The band was formed by former members of the band 'Shadow Flare', ‘A Thitipat Attchinda (เอ ฐิติภัทร อรรถจินดา)’ lead vocals – guitarist and 'Doi Aphiwit Khamfu (ดอย อภิวิชญ์ คำฟู)’ drummer and they are a back-up for Jelly Rocket band. As a result, a new band was formed by Doi invited ‘Yee Chayapan Chantranuson (ยี่ ชยปัญญ์ จันทรานุสนธิ์)' bassist, who was previously the back-up for Jelly Rocket band to record a song which would later become a member of Safeplanet.
'Safeplanet' is to describe a planet that is "Their secure zone with a comfortable environment in which we can perform ". They are a self-contained band that specializes in indie-pop music.
They had a very first single named “Klong Dam (กล่องดำ)” which was released in 2016 and had a very popular song such as “Khamtop (คำตอบ)” and “Kot Khwam Chep Cham (กอดความเจ็บช้ำ) which are in “Safeboys” album. Also, they had a first concert which held on July 6, 2019, in the name of “Safeplanet Neonplanet Concert” at Montri Studio (มนตรี สตูดิโอ).

‘A Thitipat Attchinda (เอ ฐิติภัทร อรรถจินดา)’ lead vocals – guitarist: graduated with a bachelor's degree from Faculty of Music Silpakorn University.
'Doi Aphiwit Khamfu (ดอย อภิวิชญ์ คำฟู)’ drummer - graduated with a bachelor's degree from College of Music Mahidol University.‘Yee Chayapan Chantranuson (ยี่ ชยปัญญ์ จันทรานุสนธิ์)' bassist - graduated with a bachelor's degree from College of Music Mahidol University.

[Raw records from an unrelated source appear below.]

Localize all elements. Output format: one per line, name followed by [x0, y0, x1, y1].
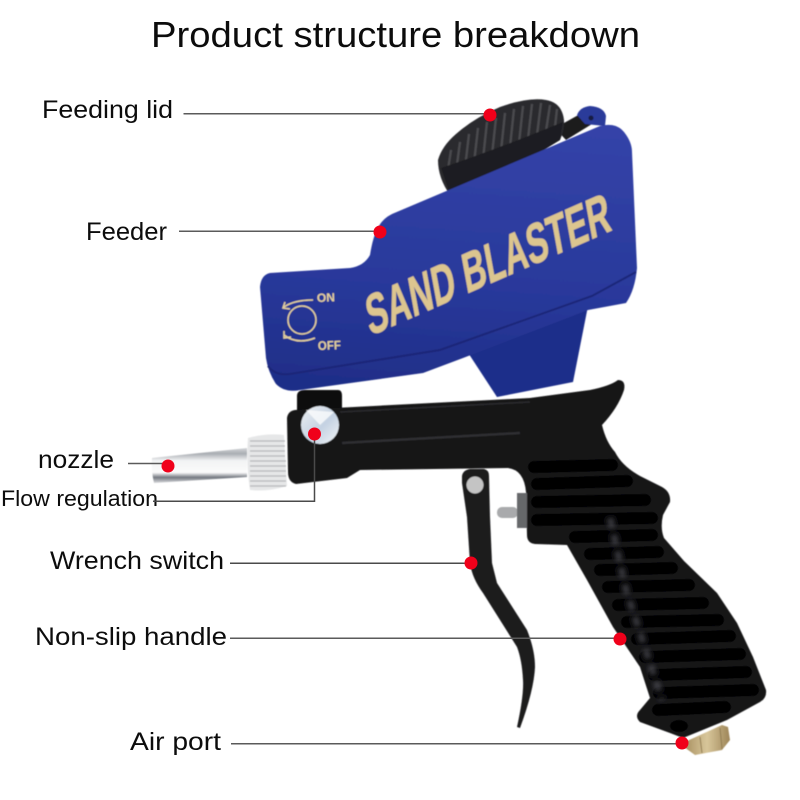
barrel highlight	[342, 433, 520, 443]
gun barrel and grip	[287, 380, 766, 738]
callout: Feeding lid	[42, 96, 496, 124]
icon: lid hinge	[555, 106, 606, 140]
callout: Wrench switch	[50, 547, 478, 575]
product: sand blaster gun	[152, 99, 766, 755]
icon: on/off dial	[283, 300, 316, 341]
callout: Feeder	[86, 218, 386, 246]
label: SAND BLASTER: SAND BLASTER	[361, 180, 615, 348]
callout: nozzle	[38, 446, 174, 474]
feeding lid cap	[438, 99, 564, 195]
nozzle knurled collar	[247, 434, 287, 490]
air port brass fitting	[684, 725, 730, 755]
trigger pivot bolt	[466, 476, 484, 494]
callout: nozzle: nozzle	[38, 446, 114, 474]
nozzle cone	[152, 448, 247, 483]
callout: Non-slip handle: Non-slip handle	[35, 623, 227, 651]
text: ON: ON	[317, 290, 335, 305]
text: OFF: OFF	[318, 338, 341, 353]
feeder lower seam	[268, 272, 636, 374]
adjustment knob	[301, 406, 339, 444]
callout: Air port: Air port	[130, 728, 221, 756]
air pin	[497, 493, 527, 528]
air port hole	[670, 720, 688, 732]
grip highlight	[610, 518, 662, 700]
callout: Feeder: Feeder	[86, 218, 167, 246]
valve stem	[297, 390, 342, 414]
title: Product structure breakdown	[151, 14, 640, 55]
callout: Feeding lid: Feeding lid	[42, 96, 173, 124]
callout: Non-slip handle	[35, 623, 626, 651]
callout: Wrench switch: Wrench switch	[50, 547, 224, 575]
callout: Flow regulation: Flow regulation	[1, 486, 158, 511]
callout: Flow regulation	[1, 428, 321, 511]
hopper lower wedge	[463, 306, 588, 397]
barrel top edge	[340, 402, 530, 412]
trigger lever	[462, 469, 535, 728]
callout: Air port	[130, 728, 688, 756]
grip slots	[534, 465, 753, 710]
feeder body	[260, 125, 637, 391]
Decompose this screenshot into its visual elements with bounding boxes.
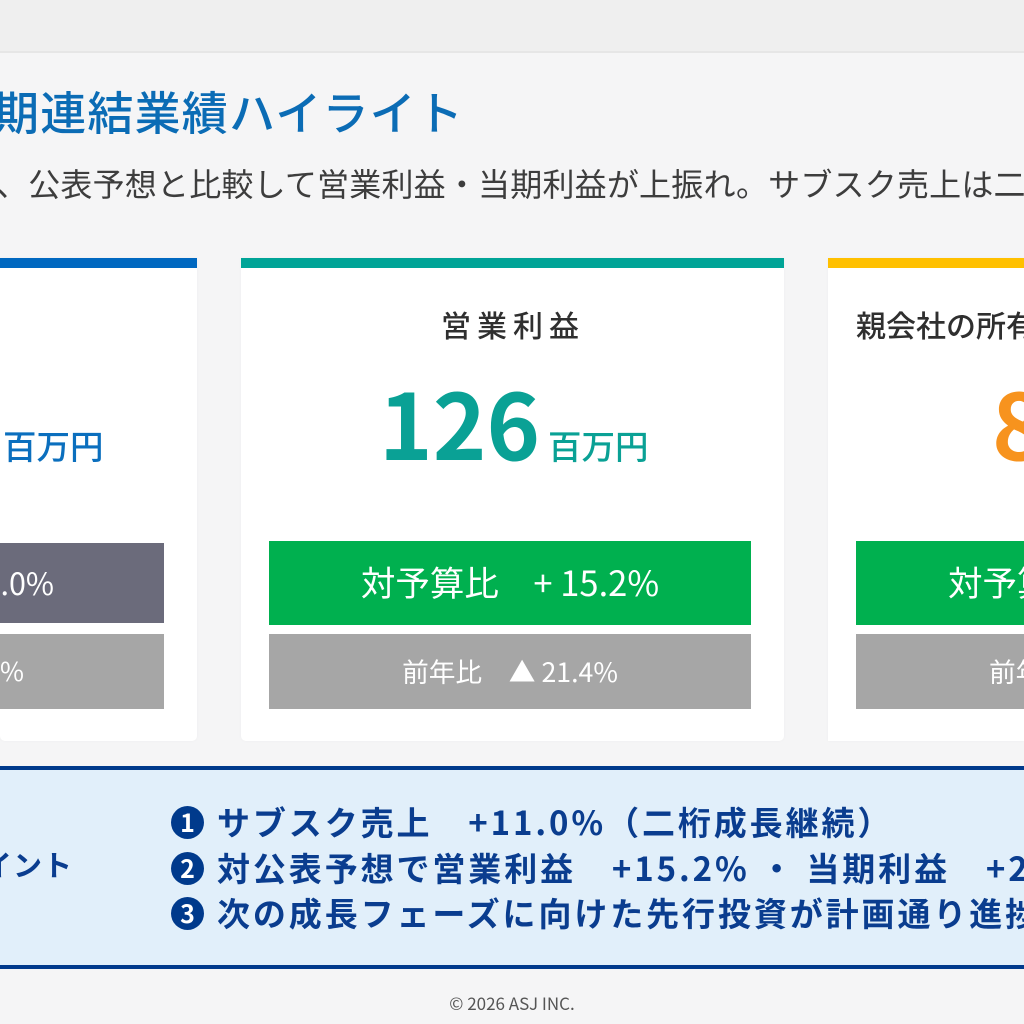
point 3 number xyxy=(171,897,204,930)
panel: net profit card (cropped right) xyxy=(828,258,1024,741)
year-on-year comparison bar xyxy=(269,634,751,709)
point 1 number: 1 xyxy=(180,804,195,840)
panel: key points xyxy=(0,766,1024,969)
point 2 number xyxy=(171,852,204,885)
top header band xyxy=(0,0,1024,53)
year-on-year comparison bar: % xyxy=(0,652,24,689)
operating profit value: 126 xyxy=(379,355,540,487)
year-on-year comparison bar: 前年比 ▲ 21.4% xyxy=(402,651,618,690)
budget comparison bar xyxy=(856,541,1024,625)
year-on-year comparison bar xyxy=(0,634,164,709)
panel: operating profit card xyxy=(241,258,784,741)
card accent bar: blue xyxy=(0,258,197,268)
footer copyright: © 2026 ASJ INC. xyxy=(449,990,575,1015)
budget comparison bar xyxy=(0,543,164,623)
point 3 number: 3 xyxy=(180,895,195,931)
unit label: 百万円 xyxy=(548,420,648,469)
budget comparison bar: 対予算比 + 15.2% xyxy=(361,556,659,606)
budget comparison bar xyxy=(269,541,751,625)
panel: revenue card (cropped left) xyxy=(0,258,197,741)
year-on-year comparison bar xyxy=(856,634,1024,709)
card heading: 営業利益 xyxy=(441,302,585,346)
point 1 number xyxy=(171,806,204,839)
card accent bar: teal xyxy=(241,258,784,268)
card accent bar: amber xyxy=(828,258,1024,268)
unit label: 百万円 xyxy=(3,420,104,469)
budget comparison bar: .0% xyxy=(0,560,54,604)
point 2 number: 2 xyxy=(180,850,195,886)
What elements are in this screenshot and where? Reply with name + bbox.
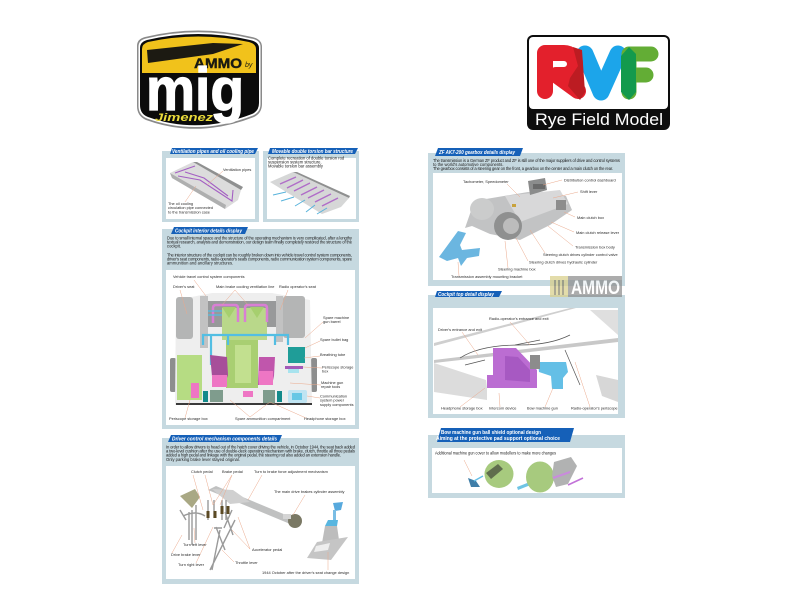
logo: Ammo by Mig Jimenez: Jimenez	[155, 112, 214, 124]
labels: gearbox components: Tachometer, Speedometer	[463, 179, 509, 184]
labels: gearbox components: Steering clutch drives cylinder control valve	[543, 252, 618, 257]
heading: bow machine gun: Aiming at the protective pad support optional choice	[436, 436, 560, 442]
heading: driver control: Driver control mechanism components details	[172, 437, 277, 443]
labels: driver components: The main drive brakes cylinder assembly	[274, 489, 345, 494]
watermark: AMMO	[550, 276, 622, 299]
labels: cockpit components: Communication	[320, 394, 347, 398]
panel: ventilation pipes and oil cooling pipe	[162, 148, 259, 222]
panel: bow machine gun ball shield	[428, 428, 625, 498]
labels: gearbox components: Distribution control dashboard	[564, 178, 616, 182]
labels: cockpit components: Driver's seat	[173, 284, 195, 289]
labels: gearbox components: Main clutch release lever	[576, 230, 620, 235]
panel: movable double torsion bar structure	[263, 148, 359, 222]
labels: cockpit components: Headphone storage box	[304, 416, 346, 421]
text: driver control description: a two-level cushion after the use of double-deck operating mechanism with brake, clutch, throttle all three pedals	[166, 448, 355, 454]
labels: cockpit top components	[438, 316, 618, 410]
text: cockpit description: Due to small internal space and the structure of the operating mechanism is very complicated, after a lengthy	[167, 236, 353, 240]
logo: Ammo by Mig Jimenez: by	[245, 62, 253, 69]
labels: driver components	[171, 469, 349, 575]
text: gearbox description: The gearbox consists of a steering gear on the front, a gearbox on the center and a main clutch on the rear.	[433, 166, 613, 171]
labels: cockpit components: box	[322, 369, 328, 374]
labels: cockpit top components: Headphone storage box	[441, 406, 483, 410]
illustration: hull floor with torsion bars	[270, 172, 350, 214]
logo: RMF Rye Field Model: Rye Field Model	[535, 110, 663, 129]
labels: cockpit components: Breathing tube	[320, 352, 345, 357]
illustration: pedals and levers linkage	[180, 486, 302, 570]
labels: cockpit components: repair tools	[321, 384, 340, 389]
labels: cockpit components: Spare bullet bag	[320, 337, 348, 342]
panel: cockpit top detail	[428, 291, 625, 418]
illustration: hull floor with ventilation pipes	[170, 162, 243, 209]
labels: driver components: Turn left lever	[183, 542, 207, 547]
labels: cockpit components: Periscope storage	[322, 364, 353, 370]
text: torsion bar description: Movable torsion bar assembly	[268, 163, 324, 168]
text: gearbox description: to the world's automotive components.	[433, 162, 504, 167]
label: oil cooling pipe: to the transmission case	[168, 209, 210, 214]
logo: Ammo by Mig Jimenez: mig	[146, 56, 244, 123]
watermark: AMMO: AMMO	[571, 278, 620, 299]
text: driver control description: In order to allow drivers to head out of the hatch cover driving the vehicle, in October 1944, the seat back added	[166, 444, 356, 450]
heading: cockpit top: Cockpit top detail display	[438, 292, 494, 298]
text: driver control description: added a high pedal and linkage with the original pedal, the steering rod also added an extension handle.	[166, 452, 341, 458]
labels: cockpit components: Spare ammunition compartment	[235, 416, 291, 421]
labels: driver components: Turn right lever	[178, 562, 205, 567]
labels: cockpit top components: Radio-operator's entrance and exit	[489, 316, 549, 321]
logo: Ammo by Mig Jimenez: AMMO	[194, 55, 242, 71]
labels: cockpit components: Vehicle travel control system components	[173, 274, 245, 279]
text: driver control description: Only parking brake lever stayed original.	[166, 457, 240, 462]
text: cockpit description: The interior structure of the cockpit can be roughly broken down into vehicle travel control system components,	[167, 252, 352, 258]
labels: driver components: Drive brake lever	[171, 552, 201, 557]
leader lines: driver	[172, 475, 328, 570]
text: cockpit description: cockpit.	[167, 244, 181, 249]
panel: ZF AK7-200 gearbox details	[428, 148, 625, 286]
panel: cockpit interior details	[162, 227, 359, 429]
labels: gearbox components: Main clutch box	[577, 215, 604, 220]
text: additional cover note: Additional machine gun cover to allow modellers to make more changes	[435, 450, 556, 456]
illustration: driver's seat	[307, 502, 348, 560]
labels: gearbox components: Transmission assembly mounting bracket	[451, 274, 523, 279]
labels: cockpit top components: Bow machine gun	[527, 406, 558, 410]
text: cockpit description: ammunition and ancillary structures.	[167, 261, 233, 266]
text: cockpit description	[167, 236, 353, 266]
labels: driver components: Turn to brake force adjustment mechanism	[254, 469, 328, 474]
label: ventilation pipes: Ventilation pipes	[223, 167, 251, 172]
heading: ventilation pipes: Ventilation pipes and oil cooling pipe	[172, 149, 254, 155]
labels: cockpit top components: Radio-operator's periscope	[571, 406, 618, 410]
text: torsion bar description: suspension system structure.	[268, 159, 322, 164]
heading: torsion bar: Movable double torsion bar structure	[272, 149, 353, 155]
labels: driver components: Clutch pedal	[191, 469, 213, 474]
panel: driver control mechanism	[162, 435, 359, 584]
labels: cockpit components	[169, 274, 354, 421]
labels: driver components: Throttle lever	[235, 560, 258, 565]
chart: cockpit cutaway illustration	[170, 293, 317, 405]
labels: gearbox components: Steering machine box	[498, 266, 536, 272]
labels: gearbox components: Steering clutch drives hydraulic cylinder	[529, 260, 598, 264]
label: oil cooling pipe: The oil cooling	[168, 201, 193, 206]
labels: cockpit components: system power	[320, 398, 345, 403]
labels: cockpit components: Machine gun	[321, 380, 343, 385]
labels: gearbox components: Transmission box body	[575, 244, 615, 250]
leader lines: gearbox	[458, 180, 578, 276]
text: torsion bar description: Complete recreation of double torsion rod	[268, 156, 345, 160]
labels: driver components: Brake pedal	[222, 469, 243, 474]
labels: gearbox components: Shift lever	[580, 189, 598, 194]
heading: bow machine gun: Bow machine gun ball shield optional design	[441, 430, 541, 436]
text: gearbox description: The transmission is a German ZF product and ZF is still one of the major suppliers of drive and control systems	[433, 158, 620, 163]
text: driver control description	[166, 444, 356, 462]
labels: cockpit components: Periscope storage box	[169, 416, 208, 421]
labels: cockpit components: gun barrel	[323, 319, 341, 324]
labels: gearbox components	[451, 178, 620, 279]
labels: cockpit top components: Intercom device	[489, 406, 516, 410]
leader lines: cockpit	[180, 280, 323, 418]
heading: bow machine gun	[436, 428, 574, 442]
text: cockpit description: driver's seat components, radio-operator's seats components, radio communication system components, spare	[167, 257, 353, 262]
labels: cockpit top components: Driver's entrance and exit	[438, 327, 483, 332]
text: gearbox description	[433, 158, 620, 171]
heading: cockpit interior: Cockpit interior details display	[175, 228, 242, 234]
leader lines: cockpit top	[460, 322, 590, 407]
labels: driver components: 1944 October after the driver's seat change design	[262, 570, 349, 575]
heading: gearbox: ZF AK7-200 gearbox details display	[438, 150, 515, 156]
labels: cockpit components: supply components	[320, 402, 354, 407]
text: cockpit description: textual research, analysis and demonstration, our design team finally completely restored the structure of the	[167, 240, 353, 245]
illustration: gearbox	[465, 178, 572, 240]
labels: driver components: Accelerator pedal	[252, 547, 282, 552]
label: oil cooling pipe: circulation pipe connected	[168, 205, 213, 210]
labels: cockpit components: Spare machine	[323, 315, 349, 320]
illustration: ball shields and mantlet	[464, 457, 583, 492]
illustration: mounting bracket	[439, 231, 480, 266]
logo: Ammo by Mig Jimenez	[137, 30, 262, 129]
labels: cockpit components: Radio operator's seat	[279, 284, 317, 289]
logo: RMF Rye Field Model	[527, 35, 670, 130]
labels: cockpit components: Main brake cooling ventilation line	[216, 284, 274, 289]
illustration: cockpit top view	[434, 308, 618, 402]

Safeplanet's identity: “Safeplanet's signature sound is guitar-banded. We use the guitar as a drive. And then there is a layer of chorus that is a unique singing. Consists of percussion We mix many types of music as if combining many pop music. type together Most of which, when incoming calls He will immediately know that it is us.”
Safeplanet's identity: “The inspiration for making music comes from real events that we felt at the time. For example, the song “Khaeng Khuek” comes from the people next to me. And I want to encourage him like "I'll take you." The people beside me are my girlfriends, friends, and family. Other than my girlfriend Ket and all the fans, of course, he's the one next to us, without them there wouldn't be us.”

== Discography ==

Caption text
| Year | Song title | Album name |
|---|---|---|
| 2016 | กล่องดำ | Safeboys |
|  | โอยา (Oheya) | Safeboys |
|  | ห้องกระจก (Mirror Room) | Safeboys |
|  | ระบาย (Paint) | Safeboys |
| 2017 | ตัดสินใจ (Again) | Safeboys |
|  | ดินแดน (Din Dan) | Safeboys |
| 2018 | แสงสว่าง (Strobe Light) | Safeboys |
|  | คำตอบ (Answer) | Safeboys |
| 2019 | กอดความเจ็บช้ำ (Carry) | Safeboys |
|  | ลอง (Try) | Safeboys |
|  | ข้างกาย (With you) | Safeboys |
|  | เพียงเธอ (Always) | Safeboys |
|  | พริบตา (The Wind) | Cap, Capo, Cigarettes & Beer |
| 2020 | สิ่งที่เธอฝากไว้ (The Maze) | Cap, Capo, Cigarettes & Beer |
|  | ไม่เคยเปลี่ยน (The Mountain) | Cap, Capo, Cigarettes & Beer |
|  | ถ้าเธอได้รู้ (The Secret) | Cap, Capo, Cigarettes & Beer |
|  | วันที่สวยงาม (To the Day) | Cap, Capo, Cigarettes & Beer |
| 2021 | โลกใบใหม่ (New World) | Cap, Capo, Cigarettes & Beer |
|  | อย่างน้อย (Sunset) | Cap, Capo, Cigarettes & Beer |
| 2022 | นอนไม่หลับ (Melatonin) | Cap, Capo, Cigarettes & Beer |
|  | Bon Voyage | Cap, Capo, Cigarettes & Beer |
|  | ในเมื่อใจ (The Heart) | Cap, Capo, Cigarettes & Beer |
|  | ดวงตะวัน (The Sun) | Cap, Capo, Cigarettes & Beer |
|  | รู้เธอยังกังวล (My Worry) | Cap, Capo, Cigarettes & Beer |
|  | Youth | Cap, Capo, Cigarettes & Beer |
| 2023 | ปล่อยมือ (The End) | - |

== Tours ==

Neonplanet Concert (6 July 2019)

This is their first concert in five years since the debut of the song, which took place at Mon Tri Studio (มนตรีสตูดิโอ) and featured Anatomy Rabbit as a special guest. The concert's theme and title were inspired by classical space and neon.

Bon Voyage Concert (4 June 2023)

After completing their 2nd album 'Cap, Capo, Cigarettes & Beer', The band played their first arena-scale concert at Thunderdome Stadium in Muang Thong Thani, Celebrating their 8-year journey. The name 'Bon Voyage' is taken from the first song in the 2nd album.